Konservatif tedaviden sonra gelecekte, klinik muayene ve TSH ve St. T4: ilk altı ayda - 3 ayda 1 kez, sonraki 2 yılda - 6 ayda bir, ardından yılda bir.

  • Balabolkin M.I., Klebanova E.M., Kreminskaya V.M. Ayırıcı tanı ve tedavi endokrin hastalıkları. Kılavuz, M., 2002
  • Dedov I.I., Melnichenko G.A. Endokrinoloji. Ulusal liderlik, 2012.
  • Dedov I.I., Melnichenko G.A., Pronin V.S. Endokrin bozukluklarının kliniği ve teşhisi. Öğretim yardımı, M., 2005
  • Dedov I.I., Melnichenko G.A., Fadeev V.V. Endokrinoloji. Üniversiteler için ders kitabı, M., 2007
    1. s. 91-114
  • Dedov I.I., Melnichenko G.A. Endokrin sistem hastalıklarının ve metabolik bozuklukların rasyonel farmakoterapisi.
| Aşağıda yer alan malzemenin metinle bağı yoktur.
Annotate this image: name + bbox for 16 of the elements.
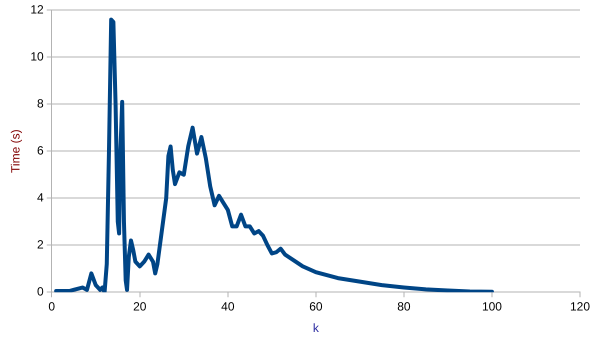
y-tick-label: 4 [37,190,44,205]
y-tick-label: 0 [37,284,44,299]
x-tick-label: 120 [570,300,590,314]
x-tick-label: 60 [309,300,323,314]
y-tick-label: 8 [37,96,44,111]
y-tick-label: 12 [30,2,44,17]
x-tick-label: 40 [221,300,235,314]
x-axis-title: k [312,321,320,336]
y-tick-label: 10 [30,50,44,64]
x-tick-label: 100 [482,300,502,314]
y-tick-label: 2 [37,238,44,252]
y-axis-title: Time (s) [8,129,23,173]
x-tick-label: 20 [133,300,147,314]
x-tick-label: 0 [48,300,56,314]
x-tick-label: 80 [397,300,411,314]
y-tick-label: 6 [37,144,44,158]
Pratisyen hekimler için rehber, M., 2006
  • Kanıta dayalı endokrinoloji / ed. Poline M. Camacho. Doktorlar için rehber, M.: GOETAR-Media, 2008
  • Efimov A.S., Bodnar P.N., Zelinsky B.A. Endokrinoloji, K, 1983
    1. s.110-128
  • Kubarko A.I., S.Yamashita Tiroid bezi. İşlevsel yönler, Minsk-Nagasaki, 1997
  • Lavin N. Endokrinoloji. M.: Uygulama, 1999
    1. s.351-360
  • Marshall WJ Klinik biyokimya, M.-SPb.: "Binom" - "Nevsky lehçesi", 2000
  • Starkova N.T. Klinik Endokrinoloji Rehberi, St. Petersburg, 1996
    1. 124-144
  • Dikkat!

    • Kendi kendine ilaç alarak, sağlığınıza onarılamaz zararlar verebilirsiniz.
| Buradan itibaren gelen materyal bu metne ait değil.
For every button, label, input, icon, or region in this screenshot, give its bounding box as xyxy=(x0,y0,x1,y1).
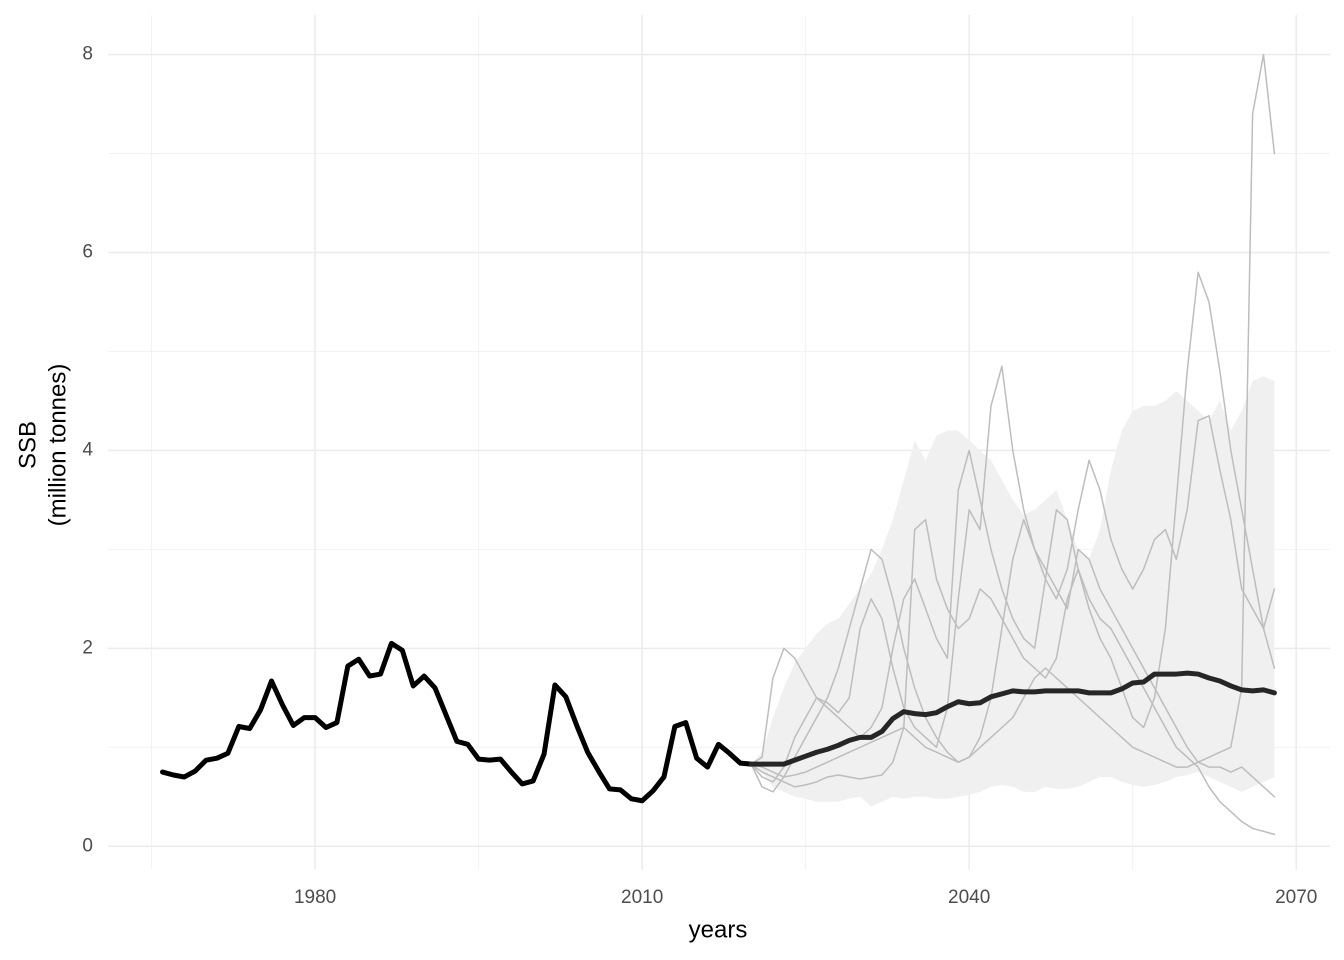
y-tick-label: 6 xyxy=(82,242,93,263)
y-tick-label: 4 xyxy=(82,439,93,460)
confidence-band xyxy=(751,376,1275,807)
series-line xyxy=(750,53,1276,778)
y-tick-label: 0 xyxy=(82,835,93,856)
y-axis-title-line: (million tonnes) xyxy=(44,364,71,527)
y-axis-title: SSB (million tonnes) xyxy=(14,364,71,527)
series-line xyxy=(748,670,1277,767)
y-tick-label: 2 xyxy=(82,637,93,658)
series-line xyxy=(750,415,1276,793)
series-line xyxy=(160,640,754,804)
x-tick-label: 2070 xyxy=(1275,887,1317,908)
x-tick-label: 2010 xyxy=(621,887,663,908)
series-line xyxy=(750,365,1276,798)
x-tick-label: 2040 xyxy=(948,887,990,908)
series-line xyxy=(750,518,1276,836)
x-axis-title: years xyxy=(689,916,748,943)
x-tick-label: 1980 xyxy=(294,887,336,908)
y-tick-label: 8 xyxy=(82,44,93,65)
series-line xyxy=(750,271,1276,765)
y-axis-title-line: SSB xyxy=(14,421,41,469)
    • MedElement web sitesinde ve "MedElement (MedElement)", "Lekar Pro", "Dariger Pro", "Hastalıklar: terapist rehberi" mobil uygulamalarında yayınlanan bilgiler, bir doktorla yüz yüze görüşmenin yerini alamaz ve değiştirmemelidir. Sizi rahatsız eden herhangi bir hastalığınız veya semptomunuz varsa, tıbbi tesislere başvurduğunuzdan emin olun.
    • İlaç seçimi ve dozajı bir uzmanla tartışılmalıdır. Hastalığı ve hastanın vücudunun durumunu dikkate alarak sadece bir doktor doğru ilacı ve dozajını reçete edebilir.
    • MedElement web sitesi ve mobil uygulamaları "MedElement (MedElement)", "Lekar Pro", "Dariger Pro", "Hastalıklar: Terapistin El Kitabı" yalnızca bilgi ve referans kaynaklarıdır. Bu sitede yayınlanan bilgiler, doktor reçetelerini keyfi olarak değiştirmek için kullanılmamalıdır.
    • MedElement editörleri, bu sitenin kullanımından kaynaklanan herhangi bir sağlık veya maddi hasardan sorumlu değildir.
    

    Telif hakkı © 2022 Tıp ve sağlık. Onkoloji. Kalp için beslenme.